On the surface, “collaboration with cross-functional stakeholders” is one of those things that seems like a given. A no-brainer. Of course you need to work closely with people from other teams, right?
But dig a little deeper and you’ll realize that doing cross-functional collaboration effectively requires some serious planning and some compassion, too.
What is cross-functional collaboration?
Before we dig into the perks and pitfalls, let’s align on a cross-functional collaboration definition.
Cross-functional collaboration is when members of different departments or teams come together to execute a specific task, project, or goal. They typically report to an assigned project manager and unite their diverse knowledge, skills, and expertise to get something across the finish line.
What’s an example of a cross-functional team?
Here’s a quick example of cross-functional collaboration for some extra clarity. Your organization wants to create a knowledge base for customers to have a self-serve way to get answers to common questions.
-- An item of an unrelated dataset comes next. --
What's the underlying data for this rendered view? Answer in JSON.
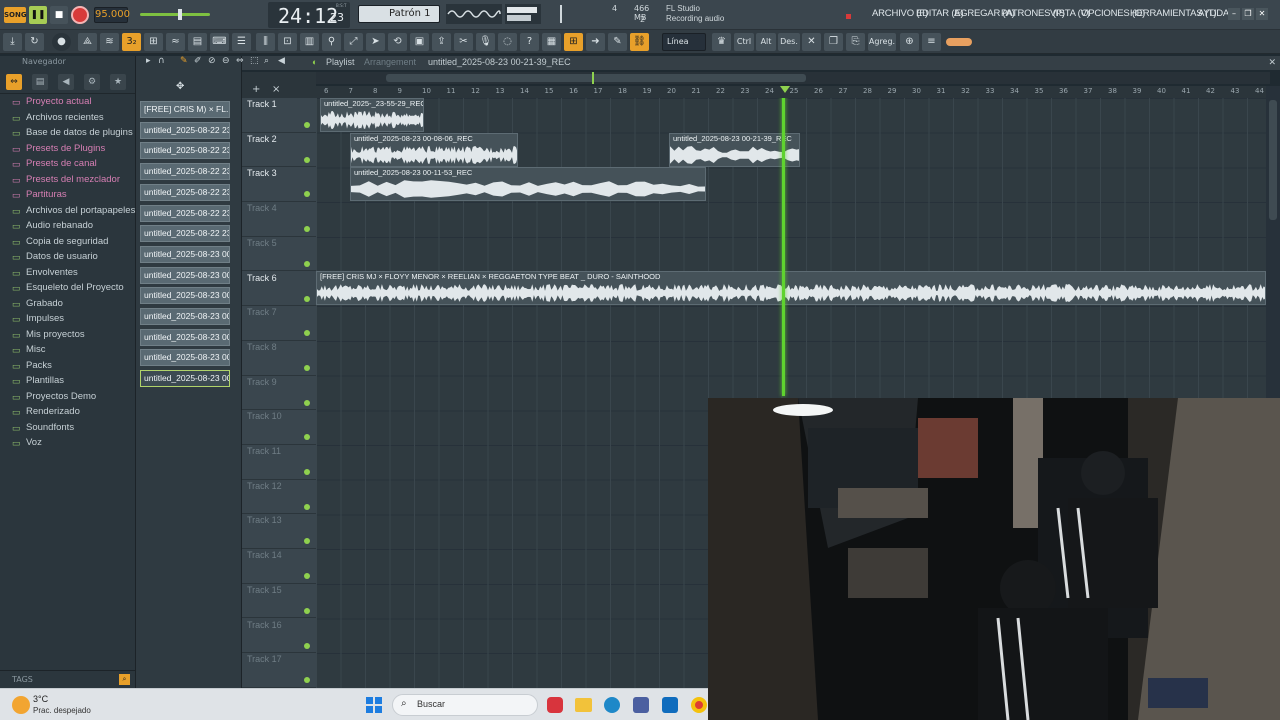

To create and launch this knowledge base, you’d likely need to bring together members from…
- CUSTOMER SUPPORT to outline support issues and resolutions
- MARKETING to outline, draft, and edit the knowledge base content, and to create customer-facing messaging
- DESIGN AND DEVELOPMENT to create and launch the knowledge base
Why is cross-functional collaboration important?
Bringing all of these cooks into the kitchen can cause hiccups (and we’ll get to those in a minute), but it’s well worth it. Cross-functional collaboration offers several advantages for teams and organizations, including:
- DIVERSE PERSPECTIVES: There’s plenty of evidence that diverse teams are more innovative and ultimately perform better. Cross-functional teams merge people from all different areas of the organization. Each has unique experiences, perspectives, and skillsets that benefit both the team and the final outcome.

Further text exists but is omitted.